Cocoa McCoy said that she kept trying to tell police the name of the man who might have taken her daughter - the same man now suspected of killing the first woman.

HENRY COUNTY, Ga. — A grief-stricken mother has heard the news she had feared, for months.

Police told her that they identified her missing daughter’s remains - the remains found last week in some woods in Henry County along with the remains of another woman.

They identified her daughter, Conteshia McCoy, 19, through DNA and dental records.

Cocoa McCoy said Wednesday that she kept trying to tell police the name of the man who might have taken her daughter -  the same man now suspected of killing the first woman.

RELATED: What we know | Second set of human remains found in Henry County identified as Locust Grove woman

And now, Cocoa is drained. Numb.

“I know at this point I’m tired of crying. I am. Last night I cried myself to sleep,” she said.

Cocoa McCoy’s voice faded, her eyes looking down, as she spoke in her Locust Grove home along with her husband Antonio.

Conteshia’s remains were found next to the remains of 23-year-old Mirsha Victor.

Victor was murdered earlier this month, police say, by a 41-year-old man named Dennis Lane, a convicted sex offender who lives nearby those woods.

Lane is now in jail.

Police have not yet charged anyone in Conteshia’s disappearance and death.

Cocoa McCoy says Lane is the same man who had been stalking Conteshia for weeks, claiming he wanted to marry her, just before she disappeared this past February.

RELATED: A mother’s anguish | Woman wishes she could have warned her daughter to stay away from man charged with murdering her

But in the past five months leading up to Mirsha Victor’s death, Locust Grove Police, Cocoa said, never pursued the leads that she gave them - that Lane might be responsible for her daughter’s disappearance.

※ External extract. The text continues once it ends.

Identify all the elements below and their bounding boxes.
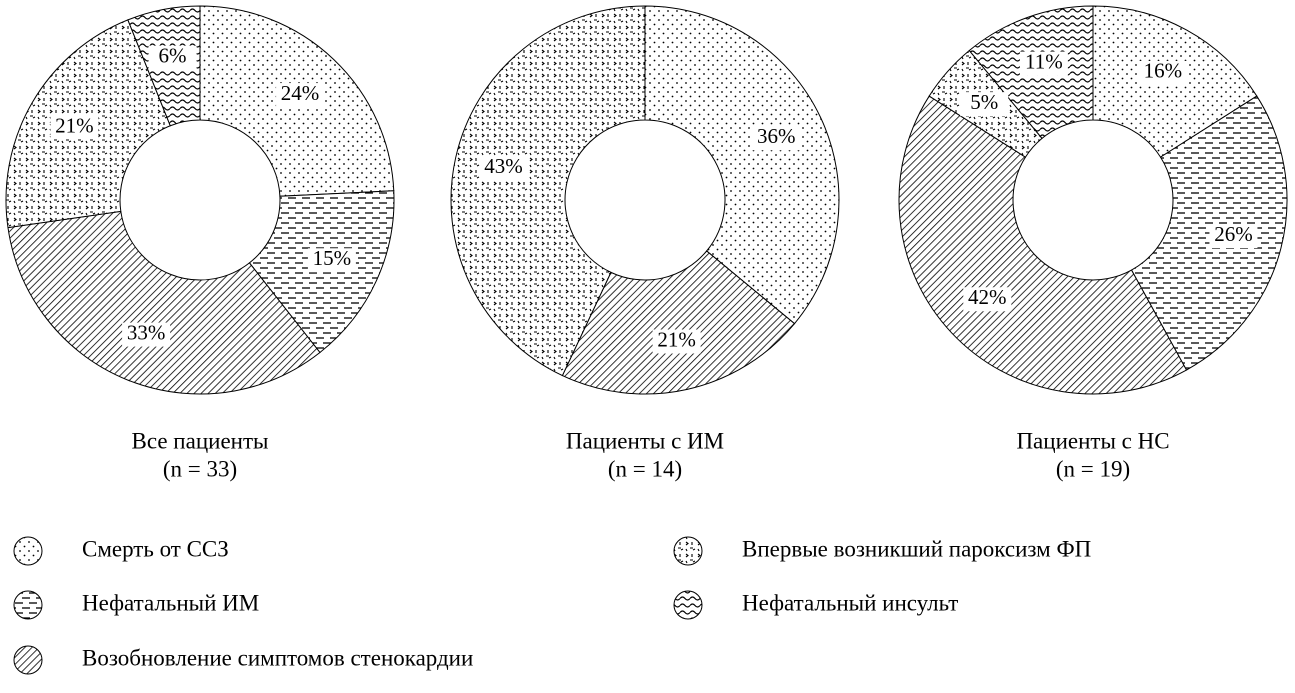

“And I hate it for the Victor family, that they had to endure that. You know, all this could have been avoided if you (police) would have just went to his house like we kept telling you to do. If you just would have went - you couldn’t save my daughter but you could have saved somebody else child," she said.

11Alive will work to reach Locust Grove Police for comment.

Conteshia, Cocoa said, was funny, always sending her videos to make her laugh, taking good care of her younger siblings.

She was working to become a hairdresser.

Now, Cocoa knows, she is gone.

But she can’t believe it.

“I just thought she was going to walk through that door," she said. "And I’ll never see my baby again.”